01.20 Limphea

360 16 14
                                        

- Jest mój książę! - Wykrzyczała Diaspro podbiegając do Sky'a i rzuciła się na niego jak zwierze przytulając się do niego bardzo mocno, a on odwzajemnił to, ale dość ozięble i nie okazując wcale entuzjazmu.

- Zatrzymały mnie bardzo ważne sprawy w Magix. - Wyjaśnił Sky.

- Jaki ty odpowiedzialny. - Pochwaliła Diaspro nie przestając go przytulać.

- Panno Blossom, może już wystarczy? Chyba Lady Blossom uczyła panienkę dobrych manier.- Zapytała królowa Samara oczekując od Diaspro zaprzestania tej mało eleganckiej postawy i Diaspro odrazu zabrała rączki od Sky'a i stanęła prosto jak na damę przystało.

- Oczywiście, proszę o wybaczenie, ale bardzo kocham mojego przyszłego męża. - Odparła Diaspro, a Samara przewróciła oczami, lecz król jednak zdawał się zadowolony.

- Kochacie się i to najważniejsze, a teraz zamykajcie na nauki, bo pan psycholog już czeka. - Pośpieszał Erendor i młodzi wyszli bocznymi drzwiami z sali tronowej, a w tym czasie Diaspro cały czas mówiła do Sky'a o tym co robiła gdy go nie było nie dając mu możliwości dojścia do słowa, a gdy wyszli Samara musiała przerwać milczenie.

- Erendorze, czy sądzisz, że Diaspro, to aby najlepsza kandydatka na żonę dla Sky'a i na królową Hereklyonu? - Zapytała powątpiewając Samara.

- Słyszałaś, ona go kocha. - Odpowiedział Erendor.

- Kocha?! Na palcach jednej ręki policzę ile razy w życiu się widzieli, a dogadałeś się z Lordem Blossomem, że ona zostanie jego żoną miesiąc temu i od tamtej pory widzieli się teraz drugi raz na naukach przedmałżeńskich. Ona jest niepoważna. - Stwierdziła Samara.

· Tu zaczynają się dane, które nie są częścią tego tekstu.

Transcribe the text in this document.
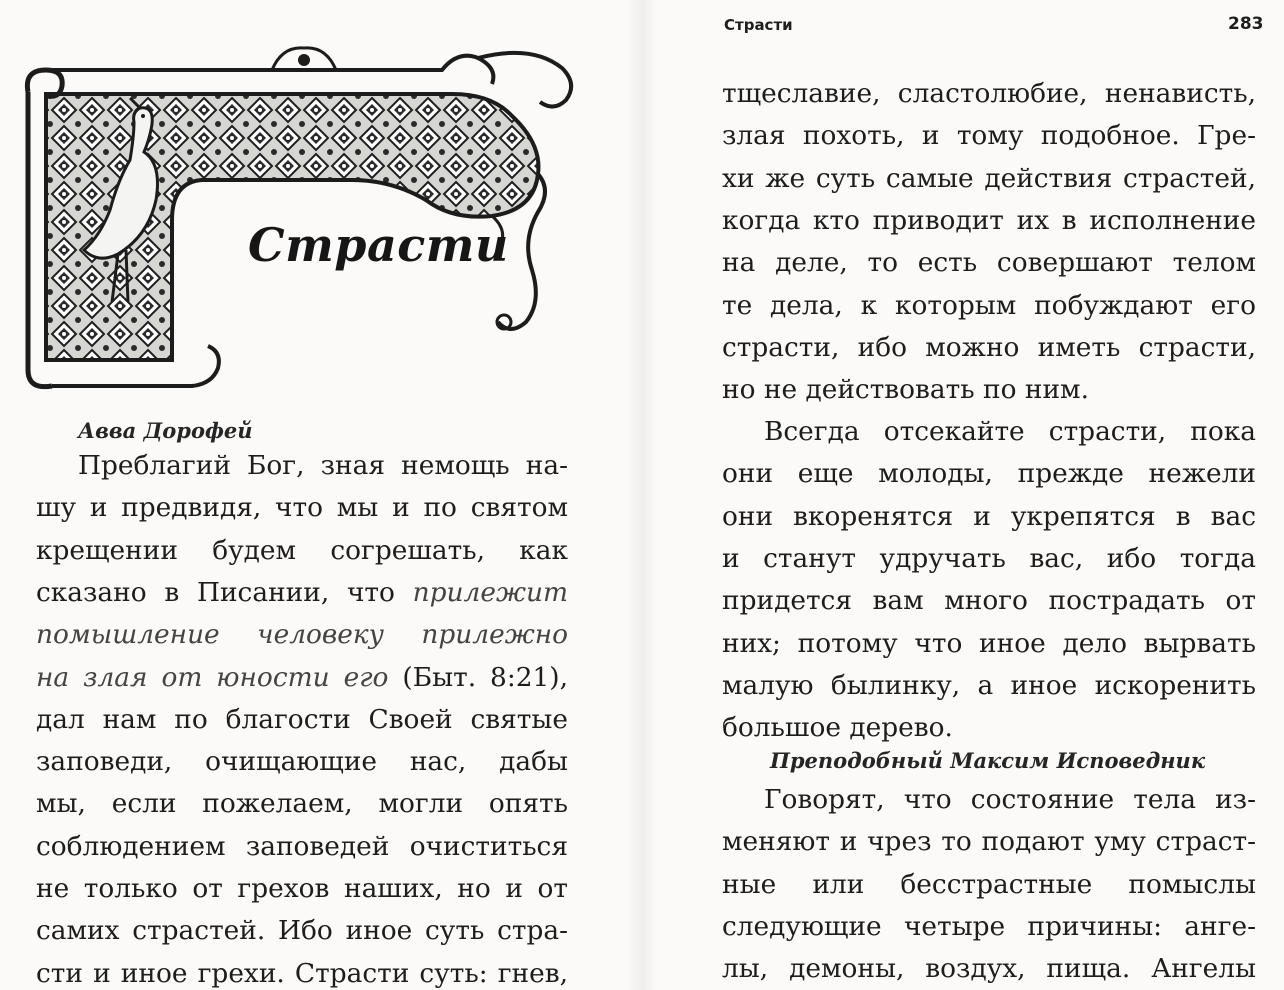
Страсти
Авва Дорофей
Преблагий Бог, зная немощь на-
шу и предвидя, что мы и по святом
крещении будем согрешать, как
сказано в Писании, что прилежит
помышление человеку прилежно
на злая от юности его (Быт. 8:21),
дал нам по благости Своей святые
заповеди, очищающие нас, дабы
мы, если пожелаем, могли опять
соблюдением заповедей очиститься
не только от грехов наших, но и от
самих страстей. Ибо иное суть стра-
сти и иное грехи. Страсти суть: гнев,
Страсти	283
тщеславие, сластолюбие, ненависть,
злая похоть, и тому подобное. Гре-
хи же суть самые действия страстей,
когда кто приводит их в исполнение
на деле, то есть совершают телом
те дела, к которым побуждают его
страсти, ибо можно иметь страсти,
но не действовать по ним.
Всегда отсекайте страсти, пока
они еще молоды, прежде нежели
они вкоренятся и укрепятся в вас
и станут удручать вас, ибо тогда
придется вам много пострадать от
них; потому что иное дело вырвать
малую былинку, а иное искоренить
большое дерево.
Преподобный Максим Исповедник
Говорят, что состояние тела из-
меняют и чрез то подают уму страст-
ные или бесстрастные помыслы
следующие четыре причины: анге-
лы, демоны, воздух, пища. Ангелы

- To znajdź teraz mi księżniczkę, albo inną arystokratkę, która spełni twoje wymagania. Księżniczka Stella zerwała zaręczyny, a inne księżniczki i arystokratki są za młode, zajęte lub za stare. Sky wkrótce zostanie królem i potrzebuje mieć u swego boku królową, a Diaspro jest córką najbardziej zamożnego człowieka na Heraklyonie i jest piękna. To musi wystarczyć Sky'owi skoro nie potrafił podporządkować sobie córki Radiusa. - Wypowiedział się nerwowo Erendor.

- Erendorze. - Zbulwersowała się Samara.

- No co? Taka prawda. - Stwierdził Erendor.

Kilka godzin później siedziałyśmy wszystkie w części wspólnej apartamentu na kanapach, a Flora pakowała kilka roślin z parapetu do walizki.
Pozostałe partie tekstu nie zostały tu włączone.